Let’s recall where the $\sqrt{eigenvalue}$ matrices D3 and D4 came from. From the SVD $X = u\ w\ v^T$,

we compute $X^T\ X = v\ w^T\ u^T\ u\ w\ v^T = v\ w^T\ w\ v^T = v\ {D_3}^2\ v^T$

and $X\ X^T = u\ w\ w^T\ v^T = u\ {D_4}^2\ u^T$

that is, the matrix v of the SVD of X is an eigenvector matrix for $X^T\ X$, and u is an eigenvector matrix for $X\ X^T$. the diagonal eigenvalue matrices of $X^T\ X$ and $X\ X^T$ are $D3^2$ and $D4^2$ resp. the nonzero entries in D3 and D4 and w are the same. in other words, the nonzero eigenvalues of $X^T\ X$ and $X\ X^T$ are the squared nonzero values of w.

if the matrix X were of full rank (for davis’ example, that would have been rank 3), then there would have been 3 nonzero eigenvalues (equivalently, 3 nonzero principal values w). both $X^T\ X$ and $X\ X^T$ would have been of rank 3, but since $X\ X^T$ is 4×4, it’s fourth eigenvalue must be zero.

to me, the most important thing is that we know the data is, in fact, two dimensional. how do we know it? any number of ways:

1. there are only two nonzero eigenvalues.
2. there are only two nonzero singular values.
3. every one of $A^R$, $S^R$, $A^Q$, $S^Q$ has only two nonzero columns.
4. every row of the design matrix X adds up to zero.

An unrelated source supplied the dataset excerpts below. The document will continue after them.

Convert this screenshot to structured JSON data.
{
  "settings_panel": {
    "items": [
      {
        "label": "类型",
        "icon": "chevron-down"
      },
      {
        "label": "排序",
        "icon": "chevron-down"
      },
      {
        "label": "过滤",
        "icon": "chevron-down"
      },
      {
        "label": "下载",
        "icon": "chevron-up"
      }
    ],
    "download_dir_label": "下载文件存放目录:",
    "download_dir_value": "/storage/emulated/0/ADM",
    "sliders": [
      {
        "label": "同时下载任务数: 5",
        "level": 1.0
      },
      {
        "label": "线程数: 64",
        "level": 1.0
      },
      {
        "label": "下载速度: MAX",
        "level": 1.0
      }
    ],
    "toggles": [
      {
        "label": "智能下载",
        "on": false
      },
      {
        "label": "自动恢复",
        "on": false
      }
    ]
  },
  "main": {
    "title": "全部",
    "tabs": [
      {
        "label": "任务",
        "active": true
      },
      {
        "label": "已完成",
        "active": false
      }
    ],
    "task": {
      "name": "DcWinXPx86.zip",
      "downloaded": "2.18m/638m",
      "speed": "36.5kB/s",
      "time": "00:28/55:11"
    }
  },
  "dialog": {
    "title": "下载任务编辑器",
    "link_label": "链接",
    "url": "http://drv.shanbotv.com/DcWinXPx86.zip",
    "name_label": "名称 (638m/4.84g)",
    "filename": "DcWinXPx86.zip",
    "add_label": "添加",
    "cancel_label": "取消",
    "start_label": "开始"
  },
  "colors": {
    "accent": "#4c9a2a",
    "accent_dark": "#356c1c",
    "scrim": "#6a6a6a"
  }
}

i have to say that i find all but (3) completely convincing, although (3) should be convincing. If all someone gave me was (3), i’d feel more comfortable looking at the eigenvalues and counting how many were nonzero. I’d be making sure that someone hadn’t thrown away an eigenvector with a small but nonzero eigenvalue, or replaced a small but nonzero eigenvalue by zero.

ok, we know it’s true. Why is it true? why is the design matrix two dimensional? simply because every row of the design matrix adds up to zero. Our 3D vectors satisfy a linear restriction, they are linearly dependent.

in particular, the same thing would happen if every row added up to 1, or to 100 (per cent). (it would happen if every row summed to any common value; but 0, 1, and 100 are numbers we might well have required of our data.)

edit: not only do I have to be more precise, but here be dragons, too. See 16 Aug 2008 “PCA / FA tricky preprocessing”. Setting the row sums to zero will reduce the rank. Setting the row sums to 1 or 100 will not; but following that by centering the data, will reduce the rank.

to recap:

• is this [duality] true for the 3rd alternative? yes.
• should i work it out? i chose not to, but gave you the answer.
• does it affect my recommendation that we either use the SVD or the full eigendecompositions in preference to davis’ cut-down version? no. if anything, i’m rather blase’ about which alternative anyone uses. just realize that the duality equations are different.
• we should take a careful look at the relationship between the eigendecompositions and the SVD. Done, but i wonder if i had something more specific in mind.